Many breast cancer patients do not receive radiation after undergoing breast conservation surgery, despite the fact that this treatment is considered a standard of quality cancer care and has been shown to reduce breast cancer recurrence. Previous studies have shown that certain patient characteristics, such as a patient’s race and distance from a radiation therapy facility, are associated with receiving post-surgical radiation. But it has been unclear whether physician characteristics also play a role in the quality of breast cancer care.
Dawn Hershman, M.D., of Herbert Irving Comprehensive Cancer Center at Columbia University in New York and colleagues investigated whether surgeon characteristics were associated with a patient receiving radiation after breast cancer surgery. They identified and analyzed data on nearly 30,000 women aged 65 and older with breast cancer who were diagnosed between 1991 and 2002 and who received breast-conserving surgery. They also collected information on the 4,453 surgeons who operated on these women — including their sex, year of graduation, medical school location, patient volume, and type of medical degree.

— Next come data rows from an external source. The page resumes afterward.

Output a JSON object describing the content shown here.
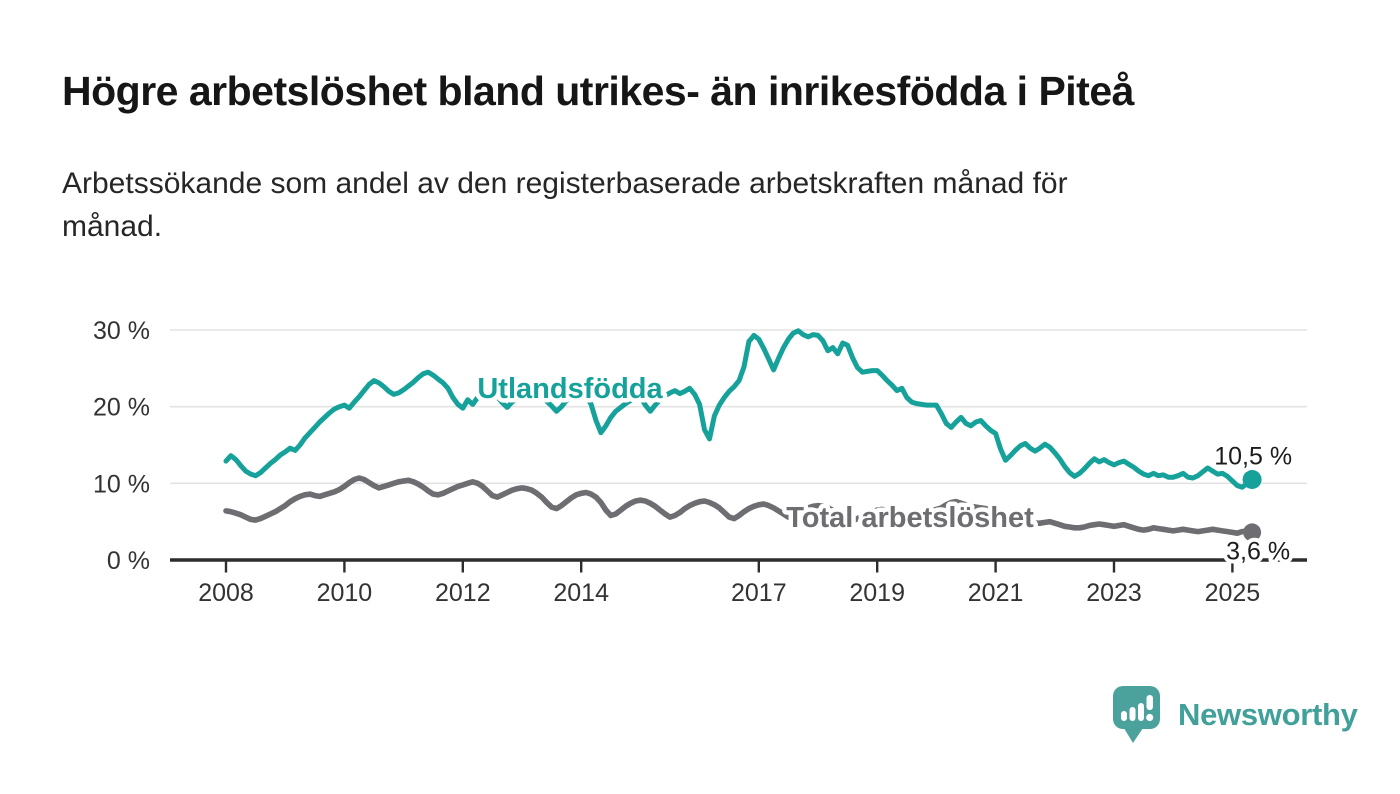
{
  "header": {
    "title": "Högre arbetslöshet bland utrikes- än inrikesfödda i Piteå",
    "subtitle": "Arbetssökande som andel av den registerbaserade arbetskraften månad för\nmånad."
  },
  "chart_data": {
    "type": "line",
    "x_start_year": 2008,
    "points_per_year": 12,
    "x_tick_years": [
      2008,
      2010,
      2012,
      2014,
      2017,
      2019,
      2021,
      2023,
      2025
    ],
    "x_tick_labels": [
      "2008",
      "2010",
      "2012",
      "2014",
      "2017",
      "2019",
      "2021",
      "2023",
      "2025"
    ],
    "y_tick_values": [
      30,
      20,
      10,
      0
    ],
    "y_tick_labels": [
      "30 %",
      "20 %",
      "10 %",
      "0 %"
    ],
    "ylim": [
      0,
      30
    ],
    "grid": "horizontal",
    "legend_position": "inline-labels",
    "series": [
      {
        "name": "Utlandsfödda",
        "color": "#16a29a",
        "end_label": "10,5 %",
        "values": [
          12.9,
          13.6,
          13.1,
          12.3,
          11.6,
          11.2,
          11.0,
          11.4,
          12.0,
          12.6,
          13.1,
          13.7,
          14.1,
          14.6,
          14.3,
          15.0,
          15.9,
          16.6,
          17.3,
          18.0,
          18.6,
          19.2,
          19.7,
          20.0,
          20.2,
          19.8,
          20.6,
          21.3,
          22.1,
          22.9,
          23.4,
          23.1,
          22.6,
          22.0,
          21.6,
          21.8,
          22.2,
          22.7,
          23.2,
          23.8,
          24.3,
          24.5,
          24.1,
          23.6,
          23.1,
          22.4,
          21.2,
          20.3,
          19.8,
          20.9,
          20.3,
          21.2,
          21.8,
          22.2,
          21.9,
          21.3,
          20.5,
          19.9,
          20.6,
          21.2,
          21.5,
          21.9,
          22.2,
          21.8,
          21.3,
          20.7,
          20.1,
          19.4,
          20.0,
          20.8,
          21.3,
          21.7,
          21.9,
          21.4,
          20.3,
          18.2,
          16.6,
          17.5,
          18.6,
          19.4,
          19.9,
          20.4,
          20.8,
          21.1,
          21.3,
          20.2,
          19.4,
          20.2,
          20.9,
          21.4,
          21.8,
          22.1,
          21.7,
          22.0,
          22.4,
          21.6,
          20.3,
          17.0,
          15.8,
          18.8,
          20.2,
          21.2,
          22.0,
          22.6,
          23.4,
          25.2,
          28.5,
          29.3,
          28.8,
          27.6,
          26.2,
          24.8,
          26.3,
          27.7,
          28.8,
          29.6,
          29.9,
          29.4,
          29.1,
          29.4,
          29.3,
          28.6,
          27.3,
          27.7,
          26.9,
          28.3,
          28.0,
          26.4,
          25.1,
          24.5,
          24.6,
          24.7,
          24.7,
          24.1,
          23.4,
          22.8,
          22.1,
          22.4,
          21.2,
          20.6,
          20.4,
          20.3,
          20.2,
          20.2,
          20.2,
          19.1,
          17.8,
          17.3,
          18.0,
          18.6,
          17.8,
          17.5,
          18.0,
          18.2,
          17.5,
          16.9,
          16.5,
          14.5,
          13.0,
          13.6,
          14.3,
          14.9,
          15.2,
          14.6,
          14.2,
          14.6,
          15.1,
          14.7,
          14.0,
          13.2,
          12.2,
          11.4,
          10.9,
          11.3,
          11.9,
          12.6,
          13.2,
          12.8,
          13.1,
          12.7,
          12.4,
          12.7,
          12.9,
          12.5,
          12.1,
          11.6,
          11.2,
          11.0,
          11.3,
          11.0,
          11.1,
          10.8,
          10.8,
          11.0,
          11.3,
          10.8,
          10.7,
          11.0,
          11.5,
          12.0,
          11.6,
          11.2,
          11.3,
          10.9,
          10.3,
          9.7,
          9.5,
          10.0,
          10.5
        ]
      },
      {
        "name": "Total arbetslöshet",
        "color": "#6e6e72",
        "end_label": "3,6 %",
        "values": [
          6.4,
          6.3,
          6.1,
          5.9,
          5.6,
          5.3,
          5.2,
          5.4,
          5.7,
          6.0,
          6.3,
          6.7,
          7.1,
          7.6,
          8.0,
          8.3,
          8.5,
          8.6,
          8.4,
          8.3,
          8.5,
          8.7,
          8.9,
          9.2,
          9.6,
          10.1,
          10.5,
          10.7,
          10.5,
          10.1,
          9.7,
          9.4,
          9.6,
          9.8,
          10.0,
          10.2,
          10.3,
          10.4,
          10.2,
          9.9,
          9.5,
          9.0,
          8.6,
          8.5,
          8.7,
          9.0,
          9.3,
          9.6,
          9.8,
          10.0,
          10.2,
          10.0,
          9.6,
          9.0,
          8.4,
          8.2,
          8.5,
          8.8,
          9.1,
          9.3,
          9.4,
          9.3,
          9.1,
          8.7,
          8.2,
          7.5,
          6.9,
          6.7,
          7.1,
          7.6,
          8.1,
          8.5,
          8.7,
          8.8,
          8.6,
          8.2,
          7.5,
          6.5,
          5.8,
          6.0,
          6.5,
          7.0,
          7.4,
          7.7,
          7.8,
          7.7,
          7.4,
          7.0,
          6.5,
          6.0,
          5.6,
          5.8,
          6.2,
          6.7,
          7.1,
          7.4,
          7.6,
          7.7,
          7.5,
          7.2,
          6.8,
          6.2,
          5.6,
          5.4,
          5.8,
          6.3,
          6.7,
          7.0,
          7.2,
          7.3,
          7.1,
          6.8,
          6.4,
          6.0,
          5.6,
          5.8,
          6.2,
          6.5,
          6.8,
          7.0,
          7.1,
          7.0,
          6.8,
          6.5,
          6.1,
          5.6,
          5.2,
          5.1,
          5.4,
          5.7,
          6.0,
          6.3,
          6.5,
          6.6,
          6.4,
          6.1,
          5.8,
          5.4,
          5.1,
          5.2,
          5.5,
          5.8,
          6.1,
          6.4,
          6.6,
          6.8,
          7.2,
          7.5,
          7.6,
          7.4,
          7.2,
          7.0,
          6.9,
          6.8,
          6.7,
          6.6,
          6.5,
          6.4,
          6.2,
          6.0,
          5.7,
          5.4,
          5.1,
          4.9,
          4.8,
          4.8,
          4.9,
          5.0,
          4.8,
          4.6,
          4.4,
          4.3,
          4.2,
          4.2,
          4.3,
          4.5,
          4.6,
          4.7,
          4.6,
          4.5,
          4.4,
          4.5,
          4.6,
          4.4,
          4.2,
          4.0,
          3.9,
          4.0,
          4.2,
          4.1,
          4.0,
          3.9,
          3.8,
          3.9,
          4.0,
          3.9,
          3.8,
          3.7,
          3.8,
          3.9,
          4.0,
          3.9,
          3.8,
          3.7,
          3.6,
          3.5,
          3.7,
          3.8,
          3.6
        ]
      }
    ],
    "colors": {
      "grid": "#e3e3e3",
      "axis": "#2d2d2d",
      "tick_text": "#333333",
      "end_label_text": "#1c1c1c"
    }
  },
  "branding": {
    "logo_text": "Newsworthy",
    "logo_color": "#42a09a",
    "logo_icon": "bar-chart-speech-bubble-icon"
  }
}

About 75 percent of the women received radiation after surgery. Each year from 1991 to 2002, the proportion of women receiving radiation increased. Nonetheless, older women, black women, unmarried women, and those living outside urban areas were less likely to receive radiation. After adjusting for patient and tumor characteristics, the researchers found that women who received radiation were more likely to have a surgeon who was female, had an M.D. degree, compared to a D.O. degree, or was trained in the United States.